The data.world Python SDK includes a variety of API wrappers, available via the `ApiClient` class, that let you create, replace, update, and delete a dataset. In this section, we’ll walk through a few common tasks:

- Use `api_client()` to get an instance of the `ApiClient`
- Create a dataset
- Add a file from a dataframe: we’ll write to a local csv and the upload the file
- Add a file from a source URL: this is an easy way to add external data to your dataset and keep it up to date. We’ll use a file from GitHub as an example, but you can use any URL source that points to a file.
- Sync the dataset: this simple call reloads any files with a source URL, to ensure the latest version.
- Update the dataset: after creating a dataset, use `update_dataset` to change attirbutes like description, summary or tags.

Use `help(api_client)` to learn more about each available function or see the full [data.world API documentation](https://docs.data.world/documentation/api/).


In [None]:
# Create an instance of the ApiClient using `api_client()`
api_client = dw.api_client()

# See api_client documentation
help(api_client)

In [None]:
# Create a dataset using create_dataset method. 

# Replace the < > items with your username and desired dataset title.
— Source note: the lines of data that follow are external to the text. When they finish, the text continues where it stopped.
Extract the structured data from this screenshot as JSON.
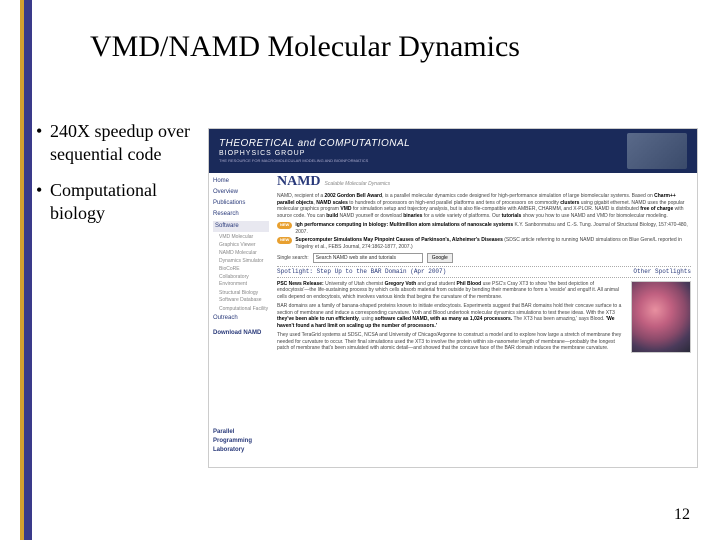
{
  "accent_bars": [
    "#d4a030",
    "#3a3a8a",
    "#3a3a8a"
  ],
  "title": "VMD/NAMD Molecular Dynamics",
  "bullets": [
    "240X speedup over sequential code",
    "Computational biology"
  ],
  "page_number": "12",
  "screenshot": {
    "banner": {
      "bg": "#1a2a5a",
      "title": "THEORETICAL and COMPUTATIONAL",
      "subtitle": "BIOPHYSICS GROUP",
      "tagline": "THE RESOURCE FOR MACROMOLECULAR MODELING AND BIOINFORMATICS"
    },
    "sidebar": {
      "top": [
        "Home",
        "Overview",
        "Publications",
        "Research"
      ],
      "software_header": "Software",
      "software_items": [
        "VMD Molecular Graphics Viewer",
        "NAMD Molecular Dynamics Simulator",
        "BioCoRE Collaboratory Environment",
        "Structural Biology Software Database",
        "Computational Facility"
      ],
      "bottom": [
        "Outreach"
      ],
      "download_label": "Download NAMD",
      "lab_label": "Parallel Programming Laboratory"
    },
    "content": {
      "logo": "NAMD",
      "tagline": "Scalable Molecular Dynamics",
      "intro": "NAMD, recipient of a 2002 Gordon Bell Award, is a parallel molecular dynamics code designed for high-performance simulation of large biomolecular systems. Based on Charm++ parallel objects, NAMD scales to hundreds of processors on high-end parallel platforms and tens of processors on commodity clusters using gigabit ethernet. NAMD uses the popular molecular graphics program VMD for simulation setup and trajectory analysis, but is also file-compatible with AMBER, CHARMM, and X-PLOR. NAMD is distributed free of charge with source code. You can build NAMD yourself or download binaries for a wide variety of platforms. Our tutorials show you how to use NAMD and VMD for biomolecular modeling.",
      "intro_bold": [
        "2002 Gordon Bell Award",
        "Charm++ parallel objects",
        "NAMD scales",
        "clusters",
        "VMD",
        "free of charge",
        "build",
        "binaries",
        "tutorials"
      ],
      "news_badge_bg": "#e8a030",
      "news": [
        {
          "title": "igh performance computing in biology: Multimillion atom simulations of nanoscale systems",
          "rest": "K.Y. Sanbonmatsu and C.-S. Tung. Journal of Structural Biology, 157:470-480, 2007."
        },
        {
          "title": "Supercomputer Simulations May Pinpoint Causes of Parkinson's, Alzheimer's Diseases",
          "rest": "(SDSC article referring to running NAMD simulations on Blue Gene/L reported in Tsigelny et al., FEBS Journal, 274:1862-1877, 2007.)"
        }
      ],
      "search_label": "Single search:",
      "search_value": "Search NAMD web site and tutorials",
      "search_button": "Google",
      "spotlight_left": "Spotlight: Step Up to the BAR Domain (Apr 2007)",
      "spotlight_right": "Other Spotlights",
      "press": {
        "headline": "PSC News Release:",
        "body1": "University of Utah chemist Gregory Voth and grad student Phil Blood use PSC's Cray XT3 to show 'the best depiction of endocytosis'—the life-sustaining process by which cells absorb material from outside by bending their membrane to form a 'vesicle' and engulf it. All animal cells depend on endocytosis, which involves various kinds that begins the curvature of the membrane.",
        "body2": "BAR domains are a family of banana-shaped proteins known to initiate endocytosis. Experiments suggest that BAR domains hold their concave surface to a section of membrane and induce a corresponding curvature. Voth and Blood undertook molecular dynamics simulations to test these ideas. With the XT3 they've been able to run efficiently, using software called NAMD, with as many as 1,024 processors. The XT3 has been amazing,' says Blood. 'We haven't found a hard limit on scaling up the number of processors.'",
        "body3": "They used TeraGrid systems at SDSC, NCSA and University of Chicago/Argonne to construct a model and to explore how large a stretch of membrane they needed for curvature to occur. Their final simulations used the XT3 to involve the protein within six-nanometer length of membrane—probably the longest patch of membrane that's been simulated with atomic detail—and showed that the concave face of the BAR domain induces the membrane curvature."
      }
    }
  }
}
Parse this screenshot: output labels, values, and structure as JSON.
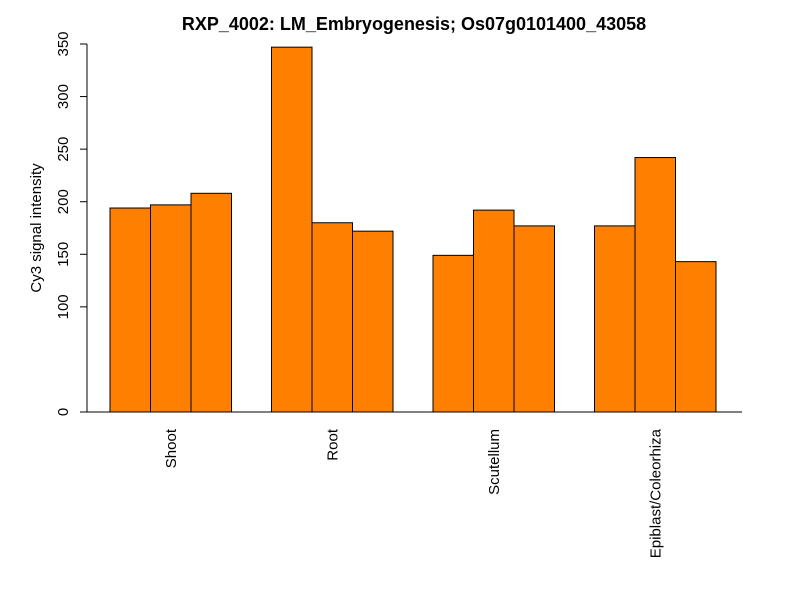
{
  "chart_data": {
    "type": "bar",
    "title": "RXP_4002: LM_Embryogenesis; Os07g0101400_43058",
    "xlabel": "",
    "ylabel": "Cy3 signal intensity",
    "categories": [
      "Shoot",
      "Root",
      "Scutellum",
      "Epiblast/Coleorhiza"
    ],
    "values": [
      [
        194,
        197,
        208
      ],
      [
        347,
        180,
        172
      ],
      [
        149,
        192,
        177
      ],
      [
        177,
        242,
        143
      ]
    ],
    "y_tick_values": [
      0,
      100,
      150,
      200,
      250,
      300,
      350
    ],
    "y_tick_labels": [
      "0",
      "100",
      "150",
      "200",
      "250",
      "300",
      "350"
    ],
    "ylim": [
      0,
      350
    ],
    "bar_color": "#ff7f00",
    "grid": false,
    "legend": "none"
  }
}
Visibility can be changed to 'OPEN' if you choose.
api_client.create_dataset(owner_id="<YOUR_USERNAME>", title="<DATASET_TITLE>", visibility='PRIVATE')

In [None]:
# Write a dataframe to a local file and upload to dataset

# Create dataframe
police_shootings = dw.load_dataset('https://data.world/jonloyens/intermediate-data-world').dataframes['fatal_police_shootings_data']

# Write dataframe to local csv using pandas to_csv() method
police_shootings.to_csv('police_shootings.csv', encoding='utf-8')

# Add file to your dataset using upload_files(). Replace the < > items with your dataset values
api_client.upload_files('<YOUR_USERNAME>/<DATASET_TITLE>',['police_shootings.csv'])


In [None]:
# Update dataset

# Add a file from an external source URL. In this example we'll use github. 
# Replace the < > items with your dataset values
api_client.add_files_via_url('<YOUR_USERNAME>/<DATASET_TITLE>',{'shootings_of_police.csv': 'https://github.com/fivethirtyeight/data/blob/master/police-deaths/all_data.csv’})

# For files added with add_files_via_url, fetch the latest version using the sync() method:
api_client.sync_files('<YOUR_USERNAME>/<DATASET_TITLE>')
                                                                
# Use the update_dataset() method to update the metadata after dataset creation:
api_client.update_dataset('<YOUR_USERNAME>/<DATASET_TITLE>', description='Dataset created to test out the python SDK functionality.', tags=['test', 'datacamp'])